Indicação de Kevin Warsh para a Presidência do Fed
O presidente Donald Trump indicou, na última sexta-feira (30), Kevin Warsh para assumir a presidência do Federal Reserve (Fed). A nomeação ainda precisa da aprovação do Senado dos Estados Unidos e, caso seja confirmada, Warsh sucederá o atual presidente, Jerome Powell, cujo mandato termina em maio deste ano.
Anúncio da Indicação
Trump já havia sinalizado na noite anterior, quinta-feira (29), a jornalistas que sua escolha estava definida e que o anúncio formal seria feito na sexta-feira.
A decisão foi comunicada pelo presidente em uma publicação em sua rede social, na qual expressou sua confiança em Warsh. “Conheço Kevin há muito tempo e não tenho dúvidas de que ele será lembrado como um dos GRANDES presidentes do Fed, talvez o melhor. Além de tudo isso, ele é o candidato perfeito para o cargo e nunca decepciona”, afirmou Trump.
Processo de Seleção
Nos meses anteriores, Trump avaliou várias opções e reduziu sua lista de possíveis candidatos para apenas quatro nomes na última fase de seleção. Fontes próximas ao processo informaram que Warsh se reuniu com Trump na Casa Branca na quinta-feira, e que a equipe do governo já se preparava para sua indicação.
Além de Warsh, outros nomes incluídos na lista final foram Kevin Hassett, diretor do Conselho Econômico Nacional; Christopher Waller, governador do Fed; e Rick Rieder, executivo da BlackRock. O presidente realizou entrevistas presenciais com cada um dos quatro finalistas no final do mês.
A Importância da Nomeação
A escolha do novo presidente do Fed assume uma importância crescente, especialmente após Trump prometer reduzir o custo de vida nos EUA. O novo dirigente do banco central terá a responsabilidade crucial de manter a estabilidade dos preços no país.
Quem é Kevin Warsh
Formação e Carreira
Kevin Warsh nasceu em 1970 na cidade de Albany, no estado de Nova York. Começou sua trajetória profissional como banqueiro na Morgan Stanley, onde trabalhou entre 1995 e 2002. Durante seu tempo na instituição, alcançou o cargo de vice-presidente e diretor-executivo no departamento de fusões e aquisições.
Em 2002, Warsh ingressou no serviço público como assessor especial do presidente George W. Bush, abordando políticas econômicas e atuando como secretário-executivo do Conselho Econômico Nacional (NEC) até 2006.
Trajetória no Federal Reserve
Em fevereiro de 2006, foi nomeado para o Conselho de Governadores do Federal Reserve, tornando-se o membro mais jovem da história daquela instituição, função que exerceu até março de 2011. Durante sua permanência no Fed, destacou-se como um elo importante entre o banco central e Wall Street, especialmente durante a crise financeira global de 2008. Ele também atuou como representante do banco junto ao G20.
Após sua saída do Federal Reserve, Warsh retornou ao setor privado e ao meio acadêmico, assumindo posições como pesquisador visitante na Hoover Institution da Universidade de Stanford e professor na Stanford Graduate School of Business.
Nos anos seguintes, Warsh se manteve ativo no debate público relacionado à política monetária e foi considerado para altos cargos na administração de Trump, incluindo a secretaria do Tesouro.
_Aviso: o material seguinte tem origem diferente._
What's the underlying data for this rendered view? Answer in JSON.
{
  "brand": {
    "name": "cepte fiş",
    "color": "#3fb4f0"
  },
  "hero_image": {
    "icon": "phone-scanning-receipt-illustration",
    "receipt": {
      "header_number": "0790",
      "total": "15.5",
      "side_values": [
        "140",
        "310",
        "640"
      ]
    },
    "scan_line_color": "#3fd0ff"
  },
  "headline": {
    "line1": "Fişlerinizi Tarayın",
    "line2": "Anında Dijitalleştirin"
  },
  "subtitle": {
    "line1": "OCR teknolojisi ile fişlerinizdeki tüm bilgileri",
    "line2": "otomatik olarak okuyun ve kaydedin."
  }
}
Ele chegou a ser cogitado para a presidência do Fed em 2017.
Jerome Powell e a Independência do Banco Central
Críticas de Trump ao Atual Presidente
Durante o primeiro ano de seu segundo mandato, Trump fez críticas contundentes à atuação de Jerome Powell na presidência do Fed, apesar de ele ter sido escolhido especificamente por Trump para o cargo. O presidente expressou insatisfação em várias ocasiões, argumentando que Powell não reduziu as taxas de juros nos Estados Unidos, conforme suas expectativas.
Em janeiro, Powell revelou que estava sendo alvo de uma investigação criminal iniciada pelo governo Trump. Ele afirmou que essa investigação era uma tentativa de intimidar a instituição e de pressionar para que as taxas de juros fossem alteradas conforme os desejos do presidente.
Discussões sobre a Independência do Fed
As crescentes pressões sobre Powell levantaram preocupações sobre a independência do Fed. As acusações contra ele abriram a possibilidade de que o atual presidente pudesse optar por permanecer no banco central, mesmo após o término de seu mandato, para proteger a instituição de influências políticas.
A senadora democrata Elizabeth Warren declarou, na sexta-feira, que a escolha de Kevin Warsh para liderar o Fed representa mais uma tentativa de Donald Trump de exercer controle sobre a instituição.